Un appello verso il quale Prodi, riferisce la stessa Binetti, avrebbe mostrato "grande attenzione". Quindi, aggiunge, "l'ho rassicurato a proposito del confronto, ricordandogli che domani alle 15.30 in commissione Sanità al Senato iniziamo l'esame di disegni di legge in materia di dichiarazioni anticipate di trattamento sanitario. Ma gli ho anche detto che non tutto si può risolvere con queste iniziative legislative e che serve un intervento del Governo in Finanziaria. Lui è stato attentissimo e ha mostrato grande disponibilità".

"Il presidente della Repubblica che invita a discutere, in sedi idonee, non fa cenno nella sua lettera alla parola eutanasia, evidentemente per escludere con grande correttezza una sua scelta di campo. Barbiellini Amidei spinge il coraggio dei cattolici a non tremere di parlare con responsabilità e chiarezza.
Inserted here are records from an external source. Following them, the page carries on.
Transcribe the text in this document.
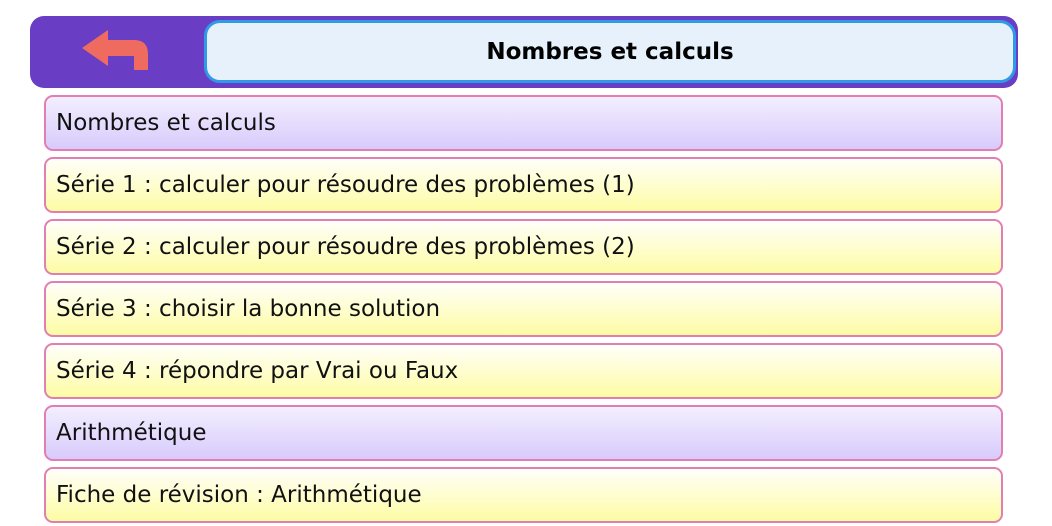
Nombres et calculs
Nombres et calculs
Série 1 : calculer pour résoudre des problèmes (1)
Série 2 : calculer pour résoudre des problèmes (2)
Série 3 : choisir la bonne solution
Série 4 : répondre par Vrai ou Faux
Arithmétique
Fiche de révision : Arithmétique
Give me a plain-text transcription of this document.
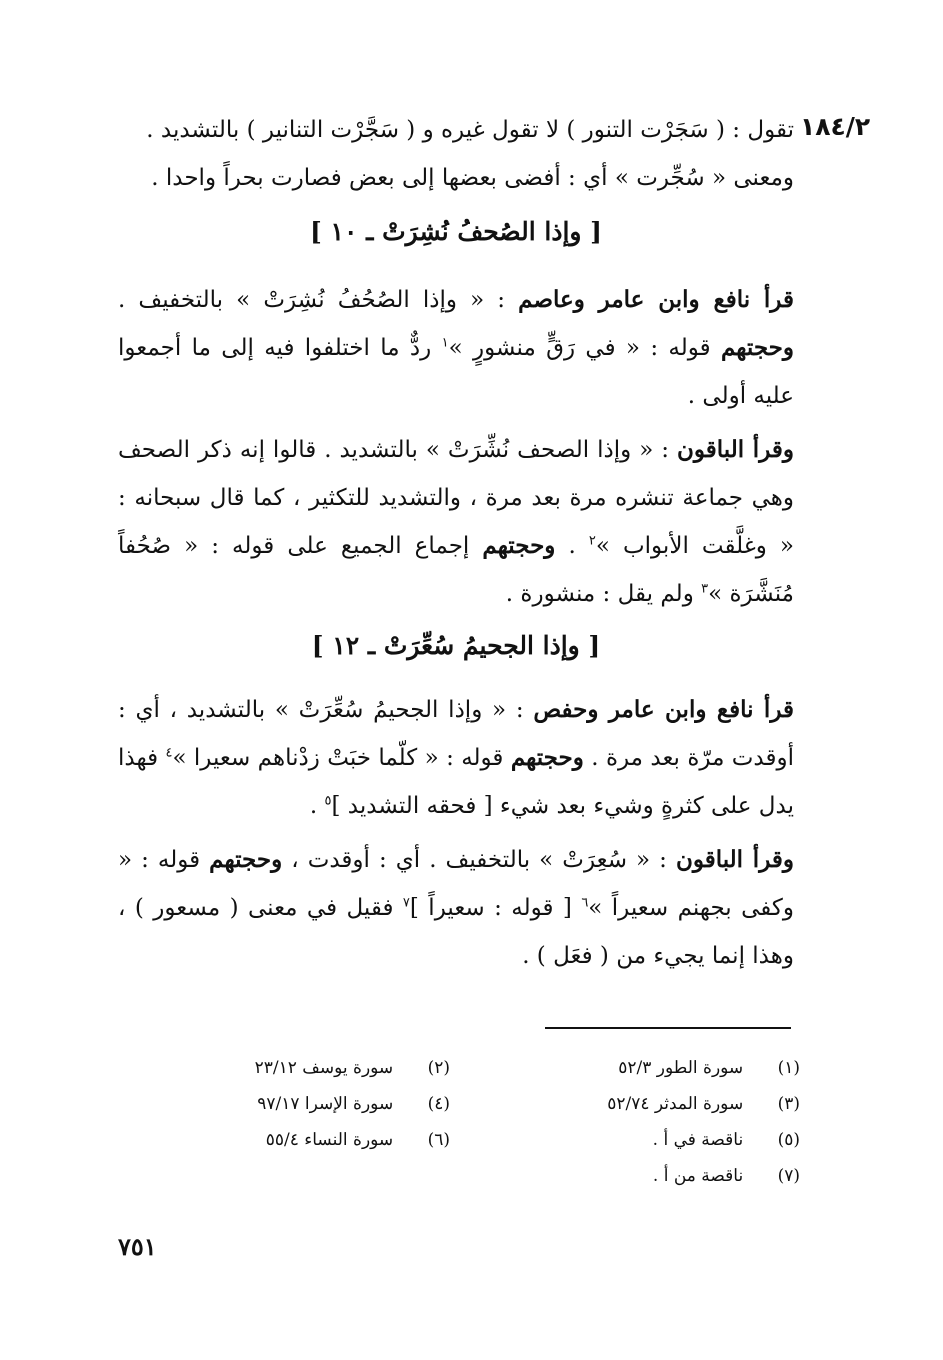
١٨٤/٢

تقول : ( سَجَرْت التنور ) لا تقول غيره و ( سَجَّرْت التنانير ) بالتشديد .

ومعنى « سُجِّرت » أي : أفضى بعضها إلى بعض فصارت بحراً واحدا .

[ وإذا الصُحفُ نُشِرَتْ ـ ١٠ ]

قرأ نافع وابن عامر وعاصم : « وإذا الصُحُفُ نُشِرَتْ » بالتخفيف . وحجتهم قوله : « في رَقٍّ منشورٍ »$^١$ ردٌّ ما اختلفوا فيه إلى ما أجمعوا عليه أولى .

وقرأ الباقون : « وإذا الصحف نُشِّرَتْ » بالتشديد . قالوا إنه ذكر الصحف وهي جماعة تنشره مرة بعد مرة ، والتشديد للتكثير ، كما قال سبحانه : « وغلَّقت الأبواب »$^٢$ . وحجتهم إجماع الجميع على قوله : « صُحُفاً مُنَشَّرَة »$^٣$ ولم يقل : منشورة .

[ وإذا الجحيمُ سُعِّرَتْ ـ ١٢ ]

قرأ نافع وابن عامر وحفص : « وإذا الجحيمُ سُعِّرَتْ » بالتشديد ، أي : أوقدت مرّة بعد مرة . وحجتهم قوله : « كلّما خبَتْ زدْناهم سعيرا »$^٤$ فهذا يدل على كثرةٍ وشيء بعد شيء [ فحقه التشديد ]$^٥$ .

وقرأ الباقون : « سُعِرَتْ » بالتخفيف . أي : أوقدت ، وحجتهم قوله : « وكفى بجهنم سعيراً »$^٦$ [ قوله : سعيراً ]$^٧$ فقيل في معنى ( مسعور ) ، وهذا إنما يجيء من ( فعَل ) .

(١)  سورة الطور ٥٢/٣
(٣)  سورة المدثر ٥٢/٧٤
(٥)  ناقصة في أ .
(٧)  ناقصة من أ .
(٢)  سورة يوسف ٢٣/١٢
(٤)  سورة الإسرا ٩٧/١٧
(٦)  سورة النساء ٥٥/٤
٧٥١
Mi pare posizione degna di approvazione". Lo scrive l'ex presidente della repubblica Oscar Luigi Scalfaro in una lettera al direttore del Corriere della sera in cui concorda con l'articolo di Barbiellini Amidei apparso ieri sul quotidiano di via Solferino. "Che la politica debba far spazio alla scienza su temi che primariamente la interpellano - prosegue Scalfaro - è doveroso e intelligente, ma che la politica debba essere estranea al dovere di esprimere una linea responsabile non credo sia accettabile".

Non piace la parola eutanasia al ministro per le Politiche giovanili, Giovanna Melandri, che al 'Corriere della Sera' dice che "la vita e' un dono sacro, per credenti e non credenti". Ma la risposta del presidente della Repubblica Giorgio Napolitano alla lettera aperta di Piergiorgio Welby, dice il ministro, "potrebbe avere due effetti molto importanti". Il primo, spiega Melandri, "e' infrangere il tabu' della morte. Una societa' che torni a parlare della morte puo' ritrovare una dimensione sacra della vita", osserva, mentre il secondo e' "avviare un ragionamento al di la' degli schieramenti, senza destra ne' sinistra, senza governo e opposizione, senza credenti e non credenti. Davvero un'occasione da non perdere -sottolinea il ministro- dimostrare che in Italia siamo ancora capaci di questo".
Discutere di "testamento biologico" e "dare rilievo alla volonta' espressa dal paziente" di interrompere l'accanimento terapeutico, continua il ministro che dice di tenere in particolar modo all'inserimento di "una clausola precisa: che il 'testamento' si puo' cambiare fino all'ultimo momento di coscienza. Cio' che si ritiene giusto oggi puo' essere diverso domani".